Sigortalanamayan alanlar için çözüm

Türk Reasürans’ın bu yılın üçüncü çeyreği itibarıyla iki iştiraki ile birlikte yaklaşık 31 milyar liralık aktif büyüklüğe ulaştığını söyleyen Genel Müdür Vekili Özgür Bülent Koç, brüt prim üretimin de 17-18 milyar liraya çıktığını söyledi. Kârlılıkta da ilk 9 ayda vergi öncesi 4,5 milyar lira, vergi sonrası 3,1 milyar liralık büyüklük elde ettiklerini açıklayan Koç, Katılım Reasürans tarafında ise 2 milyar lira civarında brüt, 356 milyon lira düzeyinde de net kazanç olduğunu ifade etti.

Yurt içi reasürans piyasasının yüzde 60’ını kapsadıklarını kaydeden Koç, 2025’in üçüncü çeyreği itibarıyla 47,6 milyar liralık bir primin yurt içinde kalmasını sağladıklarını not etti.

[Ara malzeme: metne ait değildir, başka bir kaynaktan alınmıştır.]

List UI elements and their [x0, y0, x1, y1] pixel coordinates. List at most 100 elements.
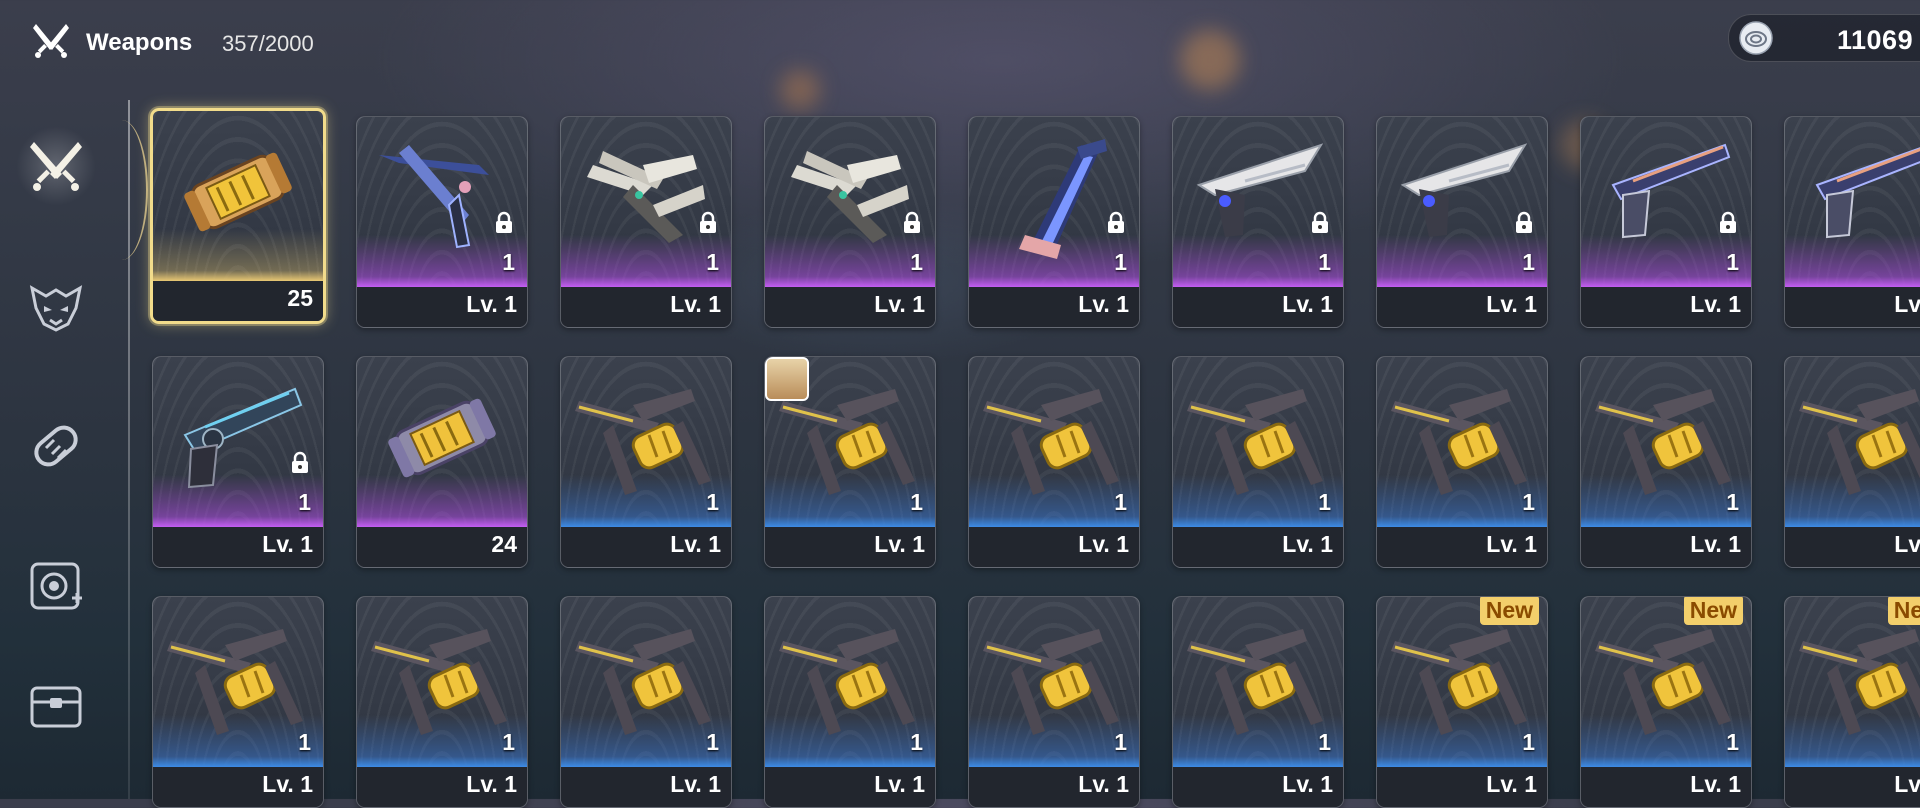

Hem yurt dışına giden primi içerde tutma hem de Özel Riskler Yönetim Merkezi (ÖRYM) ile sigortalanamayan alanlara çözüm üretme yönünde önemli katkılar sağladıklarını anlatan Koç, ÖRYM’nin faaliyetlerinden Akkuyu Nükleer Santralı ve Tahıl Koridorunu örnek gösterdi.

Katılım şirketleri büyüdükçe sigorta tarafı da büyüyecek

Türk Katılım Reasürans tarafının, katılım sigorta şirketlerinin büyümesine paralel olarak gelişen bir alan olduğunu dile getiren Türk Reasürans Genel Müdür Vekili Özgür Bülent Koç, katılım sigortacılığının toplam sektör içindeki payının yüzde 5’ler mertebesinde olduğunu aktardı. İstanbul Finans Merkezi’nin sigorta broker’ları için cazip olduğunu belirten Koç, “Hukuki sistemi seçme özgürlükleri var. Çalışanlara vergi desteği ve bu bölgede iş yapan broker’ların ofis açması durumunda belli istisnaları var. Sigorta ve reasürans alanında finansal derinlik bakımından sermaye çekmek konusunda ise orada ülke notu etkili oluyor. İleride rating notumuzun iyileşmesiyle reasürans şirketleri için cazip hale gelecek” dedi.

Riski yayarak yönetebilirsiniz

 Marmara’da sigorta penetrasyonunun artırılması gerektiğini vurgulayan Özgür Bülent Koç, “Daha önemlisi ise Marmara Bölgesi’ndeki risk yoğunluğunu düşürmek gerekiyor. İstanbul ve çevresindeki riski yaymak lazım. Ekonomik büyüklüğün yüzde 60’ı burada. Marmara’daki sanayiyi taşraya taşımamız lazım. Hem nüfusu yaymak hem de risk dağıtmak açısından bu önemli. Sigortalamak tek başına yeterli bir çözüm olmayabilir. Bir afet anında tedarik zincirinin kopması durumu söz konusu olabiliyor. Temel mantık riski yaymak ve zaten reasüransın temel prensibi de riski yaymaktır. Riski en iyi yayarak yönetebilirsiniz” görüşlerini dile getirdi.